- Born: 1947 (age 78–79) Transvaal, Union of South Africa
- Occupations: actress, Model, ballerina

= Ingrid Boulting =

American actress, model and yoga teacher (born 1947)

Ingrid Boulting (born in Transvaal, Union of South Africa in 1947) is an actress and model, daughter of actress turned fashion model Enid Munnik (later Enid Boulting from her 2nd marriage in 1951) step-daughter of English film-maker Roy Boulting and step-niece of John Boulting and Sydney Boulting a.k.a. Peter Cotes. Boulting was brought up from age two to nine by her grand-parents when her mother moved to London in 1949 to start a career as one of the most successful fashion models of the 1950s and early 1960s. Ingrid moved to England aged 9 and trained as a ballet dancer at the Royal Ballet School in Richmond.

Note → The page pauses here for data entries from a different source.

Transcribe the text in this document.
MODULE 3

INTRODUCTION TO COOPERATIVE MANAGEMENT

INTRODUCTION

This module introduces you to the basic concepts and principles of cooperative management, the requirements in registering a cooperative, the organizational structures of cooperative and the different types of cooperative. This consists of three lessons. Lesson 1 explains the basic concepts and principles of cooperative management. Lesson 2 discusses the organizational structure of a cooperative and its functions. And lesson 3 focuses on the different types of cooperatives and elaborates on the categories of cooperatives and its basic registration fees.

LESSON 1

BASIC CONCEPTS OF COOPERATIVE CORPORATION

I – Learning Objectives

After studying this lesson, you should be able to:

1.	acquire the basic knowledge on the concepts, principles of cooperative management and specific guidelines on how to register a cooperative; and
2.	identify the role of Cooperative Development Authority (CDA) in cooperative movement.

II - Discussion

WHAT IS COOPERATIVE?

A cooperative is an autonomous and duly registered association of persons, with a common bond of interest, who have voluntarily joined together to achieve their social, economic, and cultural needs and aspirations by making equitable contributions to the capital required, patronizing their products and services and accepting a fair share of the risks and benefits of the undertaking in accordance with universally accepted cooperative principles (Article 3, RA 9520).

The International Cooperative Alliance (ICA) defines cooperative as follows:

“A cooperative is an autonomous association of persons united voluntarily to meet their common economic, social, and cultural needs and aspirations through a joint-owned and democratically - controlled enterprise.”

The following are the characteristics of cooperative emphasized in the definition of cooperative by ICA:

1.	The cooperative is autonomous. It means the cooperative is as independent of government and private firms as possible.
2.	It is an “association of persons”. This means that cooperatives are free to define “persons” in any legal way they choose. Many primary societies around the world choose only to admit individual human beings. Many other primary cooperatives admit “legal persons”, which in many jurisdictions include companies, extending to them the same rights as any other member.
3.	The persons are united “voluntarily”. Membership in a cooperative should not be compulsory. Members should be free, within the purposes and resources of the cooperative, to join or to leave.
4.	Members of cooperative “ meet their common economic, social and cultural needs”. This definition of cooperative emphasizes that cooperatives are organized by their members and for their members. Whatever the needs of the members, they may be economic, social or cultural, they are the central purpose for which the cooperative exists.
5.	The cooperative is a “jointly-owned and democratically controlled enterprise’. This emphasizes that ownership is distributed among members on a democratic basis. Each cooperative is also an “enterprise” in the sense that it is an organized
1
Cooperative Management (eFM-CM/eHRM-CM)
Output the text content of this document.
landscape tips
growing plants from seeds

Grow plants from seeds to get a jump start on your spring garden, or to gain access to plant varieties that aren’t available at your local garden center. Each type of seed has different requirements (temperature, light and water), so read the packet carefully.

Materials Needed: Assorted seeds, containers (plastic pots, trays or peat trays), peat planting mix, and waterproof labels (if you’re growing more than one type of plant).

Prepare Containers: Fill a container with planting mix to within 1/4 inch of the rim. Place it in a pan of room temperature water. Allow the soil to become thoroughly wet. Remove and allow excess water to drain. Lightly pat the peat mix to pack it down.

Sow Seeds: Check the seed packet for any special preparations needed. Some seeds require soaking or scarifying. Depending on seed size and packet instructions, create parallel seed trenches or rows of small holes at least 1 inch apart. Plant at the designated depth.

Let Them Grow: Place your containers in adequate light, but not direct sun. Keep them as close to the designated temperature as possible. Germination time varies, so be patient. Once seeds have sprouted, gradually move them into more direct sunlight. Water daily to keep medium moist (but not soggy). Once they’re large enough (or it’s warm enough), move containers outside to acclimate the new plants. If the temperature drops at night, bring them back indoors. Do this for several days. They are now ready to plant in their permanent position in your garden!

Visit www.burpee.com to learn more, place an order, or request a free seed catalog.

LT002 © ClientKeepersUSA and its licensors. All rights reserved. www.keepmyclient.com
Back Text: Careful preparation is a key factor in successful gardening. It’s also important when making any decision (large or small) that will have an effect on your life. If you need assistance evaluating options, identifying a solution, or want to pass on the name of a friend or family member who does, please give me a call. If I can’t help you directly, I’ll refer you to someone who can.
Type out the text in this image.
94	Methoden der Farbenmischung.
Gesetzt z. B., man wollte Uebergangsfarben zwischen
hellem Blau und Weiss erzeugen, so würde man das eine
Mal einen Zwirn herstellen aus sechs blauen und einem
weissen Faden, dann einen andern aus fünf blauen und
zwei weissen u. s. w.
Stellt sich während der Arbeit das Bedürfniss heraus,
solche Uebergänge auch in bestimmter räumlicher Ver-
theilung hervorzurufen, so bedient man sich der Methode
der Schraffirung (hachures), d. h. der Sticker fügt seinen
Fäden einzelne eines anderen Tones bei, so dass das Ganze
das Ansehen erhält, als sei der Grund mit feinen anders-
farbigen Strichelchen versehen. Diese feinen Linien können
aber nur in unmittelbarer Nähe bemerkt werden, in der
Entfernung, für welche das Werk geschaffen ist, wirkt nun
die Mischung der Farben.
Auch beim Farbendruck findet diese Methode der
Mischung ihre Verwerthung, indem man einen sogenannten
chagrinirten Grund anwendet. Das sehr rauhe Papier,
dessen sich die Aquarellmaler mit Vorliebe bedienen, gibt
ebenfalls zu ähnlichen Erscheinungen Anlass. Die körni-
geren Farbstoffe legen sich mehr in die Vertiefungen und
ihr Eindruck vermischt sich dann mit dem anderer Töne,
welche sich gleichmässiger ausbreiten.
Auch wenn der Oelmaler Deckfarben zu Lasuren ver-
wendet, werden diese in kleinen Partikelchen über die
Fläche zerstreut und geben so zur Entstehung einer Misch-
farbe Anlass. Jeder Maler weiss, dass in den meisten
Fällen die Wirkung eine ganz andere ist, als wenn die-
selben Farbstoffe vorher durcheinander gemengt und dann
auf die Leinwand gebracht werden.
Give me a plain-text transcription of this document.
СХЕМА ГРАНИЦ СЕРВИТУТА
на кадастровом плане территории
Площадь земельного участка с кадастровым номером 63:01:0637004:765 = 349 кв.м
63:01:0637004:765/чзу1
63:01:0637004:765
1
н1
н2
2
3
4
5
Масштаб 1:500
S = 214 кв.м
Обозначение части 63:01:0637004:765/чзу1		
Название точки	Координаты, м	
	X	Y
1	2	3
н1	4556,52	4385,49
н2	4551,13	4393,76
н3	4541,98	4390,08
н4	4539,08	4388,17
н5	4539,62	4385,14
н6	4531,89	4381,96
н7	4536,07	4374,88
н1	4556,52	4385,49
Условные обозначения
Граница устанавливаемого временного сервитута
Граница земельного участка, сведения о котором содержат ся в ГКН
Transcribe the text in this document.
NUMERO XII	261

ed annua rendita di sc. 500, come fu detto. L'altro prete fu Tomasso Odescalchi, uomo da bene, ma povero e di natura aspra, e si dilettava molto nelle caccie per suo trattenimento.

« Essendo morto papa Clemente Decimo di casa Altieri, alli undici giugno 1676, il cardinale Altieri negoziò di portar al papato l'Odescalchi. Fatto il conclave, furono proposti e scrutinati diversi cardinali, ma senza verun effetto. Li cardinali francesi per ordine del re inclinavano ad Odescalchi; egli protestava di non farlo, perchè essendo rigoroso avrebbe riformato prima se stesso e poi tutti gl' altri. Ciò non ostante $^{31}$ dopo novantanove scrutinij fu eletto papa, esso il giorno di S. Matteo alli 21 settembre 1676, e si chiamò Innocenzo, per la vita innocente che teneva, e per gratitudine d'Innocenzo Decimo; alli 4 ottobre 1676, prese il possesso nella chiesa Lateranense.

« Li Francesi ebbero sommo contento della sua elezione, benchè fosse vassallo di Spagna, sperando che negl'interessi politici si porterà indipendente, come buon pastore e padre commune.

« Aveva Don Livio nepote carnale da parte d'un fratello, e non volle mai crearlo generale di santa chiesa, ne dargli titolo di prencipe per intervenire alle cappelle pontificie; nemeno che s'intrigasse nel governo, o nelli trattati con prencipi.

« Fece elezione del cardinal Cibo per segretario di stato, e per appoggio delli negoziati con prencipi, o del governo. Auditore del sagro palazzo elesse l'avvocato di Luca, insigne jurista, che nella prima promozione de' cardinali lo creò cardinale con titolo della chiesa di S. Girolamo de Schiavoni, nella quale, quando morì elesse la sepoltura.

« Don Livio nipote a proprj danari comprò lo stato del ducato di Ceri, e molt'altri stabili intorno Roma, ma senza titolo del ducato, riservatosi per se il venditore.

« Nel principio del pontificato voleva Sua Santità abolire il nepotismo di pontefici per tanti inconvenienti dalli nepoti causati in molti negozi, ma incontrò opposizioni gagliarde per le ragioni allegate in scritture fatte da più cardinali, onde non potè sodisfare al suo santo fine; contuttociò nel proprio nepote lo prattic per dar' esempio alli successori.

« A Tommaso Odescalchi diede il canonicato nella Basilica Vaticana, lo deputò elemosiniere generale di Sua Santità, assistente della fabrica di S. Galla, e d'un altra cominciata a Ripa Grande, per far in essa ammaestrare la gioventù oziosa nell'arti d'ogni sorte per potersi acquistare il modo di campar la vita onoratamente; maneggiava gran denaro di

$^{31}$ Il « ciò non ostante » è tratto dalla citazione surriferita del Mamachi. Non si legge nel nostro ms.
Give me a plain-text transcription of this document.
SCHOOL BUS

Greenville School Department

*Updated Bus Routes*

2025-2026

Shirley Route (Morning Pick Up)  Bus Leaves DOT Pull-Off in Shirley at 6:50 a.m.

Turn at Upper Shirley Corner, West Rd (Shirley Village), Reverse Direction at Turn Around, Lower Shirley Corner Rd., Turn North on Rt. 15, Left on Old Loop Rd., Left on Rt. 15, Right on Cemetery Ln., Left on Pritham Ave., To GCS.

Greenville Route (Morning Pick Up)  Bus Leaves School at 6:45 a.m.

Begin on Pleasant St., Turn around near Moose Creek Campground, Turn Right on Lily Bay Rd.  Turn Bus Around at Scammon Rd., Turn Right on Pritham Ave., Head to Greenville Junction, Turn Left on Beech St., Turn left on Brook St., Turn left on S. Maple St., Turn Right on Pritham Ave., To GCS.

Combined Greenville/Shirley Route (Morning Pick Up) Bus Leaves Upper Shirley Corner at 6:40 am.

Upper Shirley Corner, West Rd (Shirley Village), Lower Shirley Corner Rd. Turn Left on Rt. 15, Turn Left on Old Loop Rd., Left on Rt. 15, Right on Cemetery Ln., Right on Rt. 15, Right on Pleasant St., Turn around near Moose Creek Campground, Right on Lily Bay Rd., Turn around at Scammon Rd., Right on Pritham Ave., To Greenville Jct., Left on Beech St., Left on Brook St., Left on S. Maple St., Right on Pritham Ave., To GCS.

At Ballet School, aged 15, Ingrid was photographed by Bob Willoughby and appeared on the cover of Queen magazine (October 1962) as a student ballerina. She embarked on an acting career at the Oxford Playhouse, had minor roles in British Films and later became a fashion model. In a memorable photograph by Sarah Moon she became a Biba shop poster subject. In 1976, Boulting starred in The Last Tycoon, the last film directed by famed director Elia Kazan, written by Harold Pinter based on F. Scott Fitzgerald's Hollywood novel The Last Tycoon, and produced by Sam Spiegel.

==Modeling==
Boulting was the face of Biba Cosmetics on the 1968 poster designed by Steve Thomas and photographed by Sarah Moon for Barbara Hulanicki's store Biba in London – the face behind black lace net veil looming out of darkness. Boulting appeared on four British Vogue covers including three by David Bailey and one by Norman Parkinson.

==Movies==
- The Witches (1966) (billed as Ingrid Brett)
- The Jokers (1967) (billed as Ingrid Brett)
- Inadmissible Evidence (1968) (billed as Ingrid Brett)
- The Last Roman (1968/69)
- The Last Tycoon (1976)
- Conversations with God (2006)

==Current life and career==
Boulting is an artist and yoga instructor in Ojai, California. She is the founder and owner of Sacred Space Studio.